On April 30, 2012, the CBC News Network program Power & Politics discussed the impact of public service job cuts.
A guest of the program, former Liberal MP Mark Holland, noted: “We've got to take a look at what happened in places like Walkerton where we had a huge problem with water that really emanated from poorly thought out cuts that had no planning around them.”
Holland was referring to a water safety problem in May 2000 in Walkerton, Ontario. In mid-May, many residents in the town of 5,000 began to fall ill. Initially the Walkerton Public Utilities Commission indicated the water supply was safe. But within a week the regional health officer had issued an advisory to avoid drinking local water or to boil it if it had to be consumed.
At least seven died and more than 2,300 were made ill by the E. coli and Campylobacter jejuni bacterial contamination. The source of the bacteria was cattle manure that overwhelmed chlorine in a water well and entered the distribution system.
A public inquiry was called into the tragedy. Two managers at the Commission were convicted of wrongdoing.
On May 1, the complainant, Frank Gue, wrote CBC News to say that the program had inaccurately drawn the connection between government cuts and water safety. He asserted that the inquiry did not find any such connection.

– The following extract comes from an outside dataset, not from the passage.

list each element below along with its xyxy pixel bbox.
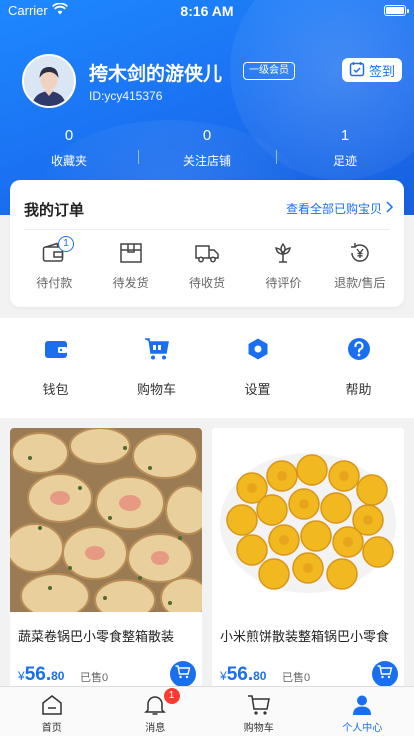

Rather, he said, it placed the blame on the managers.
Gue also noted that the blame was often focused on the Conservative government under Premier Mike Harris, when program cuts had been initiated under then-NDP Premier Bob Rae.
On June 13, the executive editor of CBC News, Esther Enkin, wrote back to say that Holland's view was backed by the inquiry report that criticized the provincial government for cutting environment ministry jobs and resources without understanding the impact on its ability to fulfill regulatory obligations.

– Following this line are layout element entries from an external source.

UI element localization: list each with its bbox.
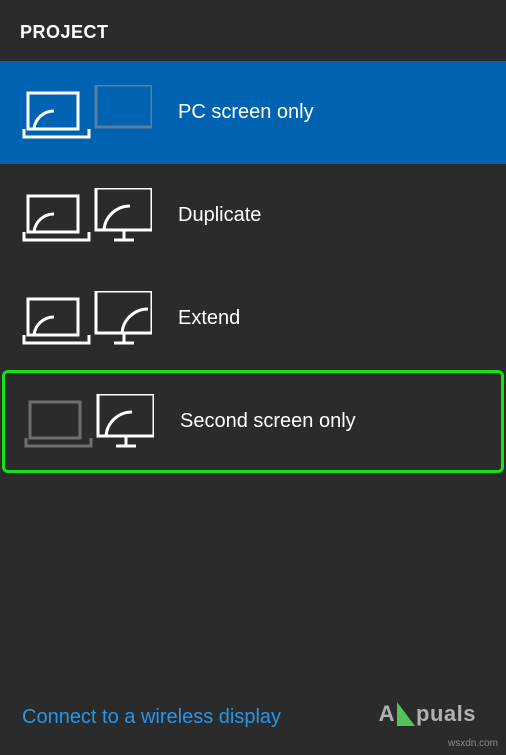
pc-screen-only-icon — [22, 85, 152, 140]
watermark-triangle-icon — [397, 702, 415, 726]
option-pc-screen-only[interactable]: PC screen only — [0, 61, 506, 164]
option-label: Duplicate — [178, 204, 261, 227]
watermark-suffix: puals — [416, 701, 476, 727]
project-options-list: PC screen only Duplicate — [0, 61, 506, 473]
option-duplicate[interactable]: Duplicate — [0, 164, 506, 267]
connect-wireless-display-link[interactable]: Connect to a wireless display — [22, 706, 281, 729]
option-label: Second screen only — [180, 410, 356, 433]
option-label: PC screen only — [178, 101, 314, 124]
option-second-screen-only[interactable]: Second screen only — [2, 370, 504, 473]
option-extend[interactable]: Extend — [0, 267, 506, 370]
attribution-text: wsxdn.com — [448, 738, 498, 749]
watermark-prefix: A — [379, 701, 395, 727]
watermark-logo: A puals — [379, 701, 476, 727]
second-screen-only-icon — [24, 394, 154, 449]
duplicate-icon — [22, 188, 152, 243]
panel-title: PROJECT — [20, 22, 486, 43]
extend-icon — [22, 291, 152, 346]
panel-header: PROJECT — [0, 0, 506, 61]
option-label: Extend — [178, 307, 240, 330]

Gue wrote back June 15 and said the “Walkerton-Harris cuts” argument was never proven and had become a “durable urban myth.” He said it deserved to be challenged as much as Holocaust denial. He asked for a review of the complaint.

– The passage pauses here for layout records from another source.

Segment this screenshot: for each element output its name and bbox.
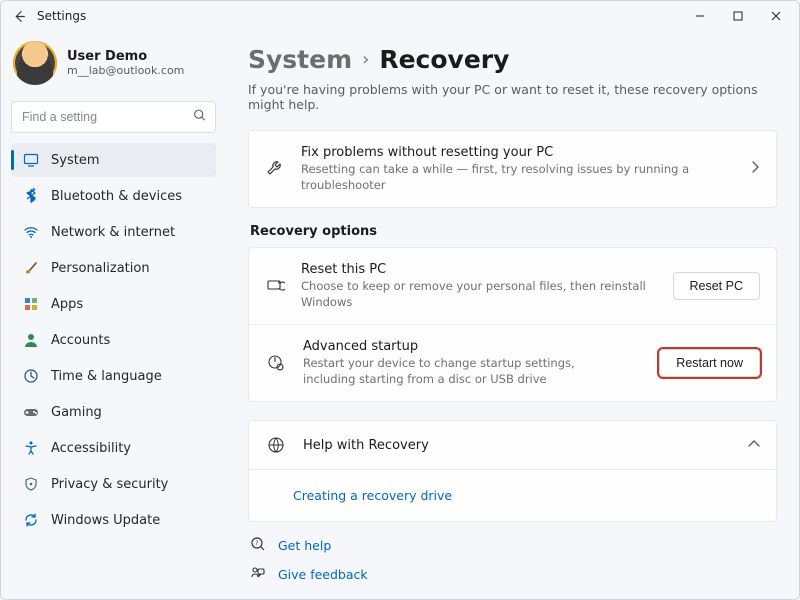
window-controls: [681, 2, 795, 30]
sidebar-item-gaming[interactable]: Gaming: [11, 395, 216, 429]
nav-list: System Bluetooth & devices Network & int…: [11, 143, 216, 537]
restart-now-button[interactable]: Restart now: [659, 349, 760, 377]
help-title-wrap: Help with Recovery: [303, 438, 429, 453]
nav-label: Accounts: [51, 333, 110, 348]
reset-title: Reset this PC: [301, 262, 657, 277]
advanced-title: Advanced startup: [303, 339, 583, 354]
avatar: [13, 41, 57, 85]
help-title: Help with Recovery: [303, 438, 429, 453]
sidebar-item-accessibility[interactable]: Accessibility: [11, 431, 216, 465]
sidebar-item-bluetooth[interactable]: Bluetooth & devices: [11, 179, 216, 213]
nav-label: Windows Update: [51, 513, 160, 528]
apps-icon: [23, 296, 39, 312]
advanced-startup-row: Advanced startup Restart your device to …: [249, 325, 776, 401]
main-panel: System › Recovery If you're having probl…: [226, 31, 799, 599]
reset-pc-row: Reset this PC Choose to keep or remove y…: [249, 248, 776, 325]
bluetooth-icon: [23, 188, 39, 204]
wifi-icon: [23, 224, 39, 240]
settings-window: Settings User Demo m__lab@outlook.com: [0, 0, 800, 600]
profile-email: m__lab@outlook.com: [67, 64, 184, 77]
search-input-wrap: [11, 101, 216, 133]
svg-text:?: ?: [255, 540, 258, 547]
reset-desc: Choose to keep or remove your personal f…: [301, 279, 657, 310]
recovery-drive-link[interactable]: Creating a recovery drive: [293, 488, 452, 503]
nav-label: Bluetooth & devices: [51, 189, 182, 204]
get-help-link[interactable]: ? Get help: [250, 536, 777, 555]
nav-label: Network & internet: [51, 225, 175, 240]
feedback-label: Give feedback: [278, 567, 368, 582]
minimize-icon: [695, 11, 705, 21]
sidebar-item-privacy[interactable]: Privacy & security: [11, 467, 216, 501]
fix-text: Fix problems without resetting your PC R…: [301, 145, 734, 193]
sidebar-item-personalization[interactable]: Personalization: [11, 251, 216, 285]
nav-label: Personalization: [51, 261, 150, 276]
sidebar: User Demo m__lab@outlook.com System Blue…: [1, 31, 226, 599]
breadcrumb-sep: ›: [362, 49, 369, 70]
title-bar: Settings: [1, 1, 799, 31]
nav-label: Gaming: [51, 405, 102, 420]
advanced-text: Advanced startup Restart your device to …: [303, 339, 583, 387]
content-area: User Demo m__lab@outlook.com System Blue…: [1, 31, 799, 599]
fix-desc: Resetting can take a while — first, try …: [301, 162, 734, 193]
recovery-options-header: Recovery options: [250, 224, 777, 239]
person-icon: [23, 332, 39, 348]
give-feedback-link[interactable]: Give feedback: [250, 565, 777, 584]
fix-title: Fix problems without resetting your PC: [301, 145, 734, 160]
maximize-button[interactable]: [719, 2, 757, 30]
breadcrumb-current: Recovery: [379, 45, 509, 74]
chevron-up-icon: [748, 438, 760, 453]
update-icon: [23, 512, 39, 528]
sidebar-item-time[interactable]: Time & language: [11, 359, 216, 393]
footer-links: ? Get help Give feedback: [248, 536, 777, 584]
wrench-icon: [265, 159, 285, 179]
reset-pc-button[interactable]: Reset PC: [673, 272, 761, 300]
advanced-desc: Restart your device to change startup se…: [303, 356, 583, 387]
sidebar-item-accounts[interactable]: Accounts: [11, 323, 216, 357]
get-help-label: Get help: [278, 538, 331, 553]
maximize-icon: [733, 11, 743, 21]
help-header-row[interactable]: Help with Recovery: [249, 421, 776, 469]
search-icon: [193, 109, 206, 126]
feedback-icon: [250, 565, 266, 584]
sidebar-item-network[interactable]: Network & internet: [11, 215, 216, 249]
profile-text: User Demo m__lab@outlook.com: [67, 49, 184, 77]
power-gear-icon: [265, 353, 287, 373]
help-link-row: Creating a recovery drive: [249, 469, 776, 521]
brush-icon: [23, 260, 39, 276]
reset-text: Reset this PC Choose to keep or remove y…: [301, 262, 657, 310]
minimize-button[interactable]: [681, 2, 719, 30]
close-icon: [771, 11, 781, 21]
breadcrumb-parent[interactable]: System: [248, 45, 352, 74]
nav-label: Privacy & security: [51, 477, 168, 492]
clock-globe-icon: [23, 368, 39, 384]
search-input[interactable]: [11, 101, 216, 133]
breadcrumb: System › Recovery: [248, 45, 777, 74]
chevron-right-icon: [750, 161, 760, 177]
nav-label: System: [51, 153, 99, 168]
app-title: Settings: [37, 9, 86, 23]
profile-block[interactable]: User Demo m__lab@outlook.com: [11, 37, 216, 101]
recovery-options-group: Reset this PC Choose to keep or remove y…: [248, 247, 777, 402]
page-subtitle: If you're having problems with your PC o…: [248, 82, 777, 112]
reset-icon: [265, 276, 285, 296]
back-button[interactable]: [5, 2, 33, 30]
system-icon: [23, 152, 39, 168]
profile-name: User Demo: [67, 49, 184, 64]
nav-label: Apps: [51, 297, 83, 312]
sidebar-item-apps[interactable]: Apps: [11, 287, 216, 321]
close-button[interactable]: [757, 2, 795, 30]
globe-icon: [265, 435, 287, 455]
sidebar-item-update[interactable]: Windows Update: [11, 503, 216, 537]
gamepad-icon: [23, 404, 39, 420]
help-with-recovery-card: Help with Recovery Creating a recovery d…: [248, 420, 777, 522]
help-icon: ?: [250, 536, 266, 555]
shield-icon: [23, 476, 39, 492]
accessibility-icon: [23, 440, 39, 456]
fix-problems-card[interactable]: Fix problems without resetting your PC R…: [248, 130, 777, 208]
arrow-left-icon: [13, 10, 26, 23]
nav-label: Accessibility: [51, 441, 131, 456]
nav-label: Time & language: [51, 369, 162, 384]
sidebar-item-system[interactable]: System: [11, 143, 216, 177]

CBC Journalistic Standards and Practices call for accuracy and truth-seeking in its content. The policy requires an even-handed and respectful treatment of varying points of view and clear, concise presentation of information. When mistakes are made they are corrected as necessary.
The report of the inquiry into the Walkerton tragedy was wide-ranging in nature, but two themes were clear in assigning blame: the managers were not fulfilling duties and the provincial government had cut crucial resources without understanding what might happen.
The report noted that budget reductions that led to the privatization of government laboratory services for municipalities were imposed without a regulation compelling services to immediately notify the ministry and medical officer of health when there were adverse test results.
It added: “The provincial government's budget reductions made it less likely that the (ministry) would have identified both the need for continuous monitors at (the contaminated well) and the improper operating practices of the Walkerton (utilities commission).”
There were “shortcomings in the approvals and inspection programs” of the environment ministry that did not detect improper practices, the report said.
I should note that the complainant expressed concern about linking cuts in service to the Conservative government. But in reviewing the program, I found the guest made no such link — he talked in general terms about government program cuts, but did not specify which government and under which leader.
The guest — and by extension, the program — was not inaccurate and did not violate CBC Journalistic Standards and Practices.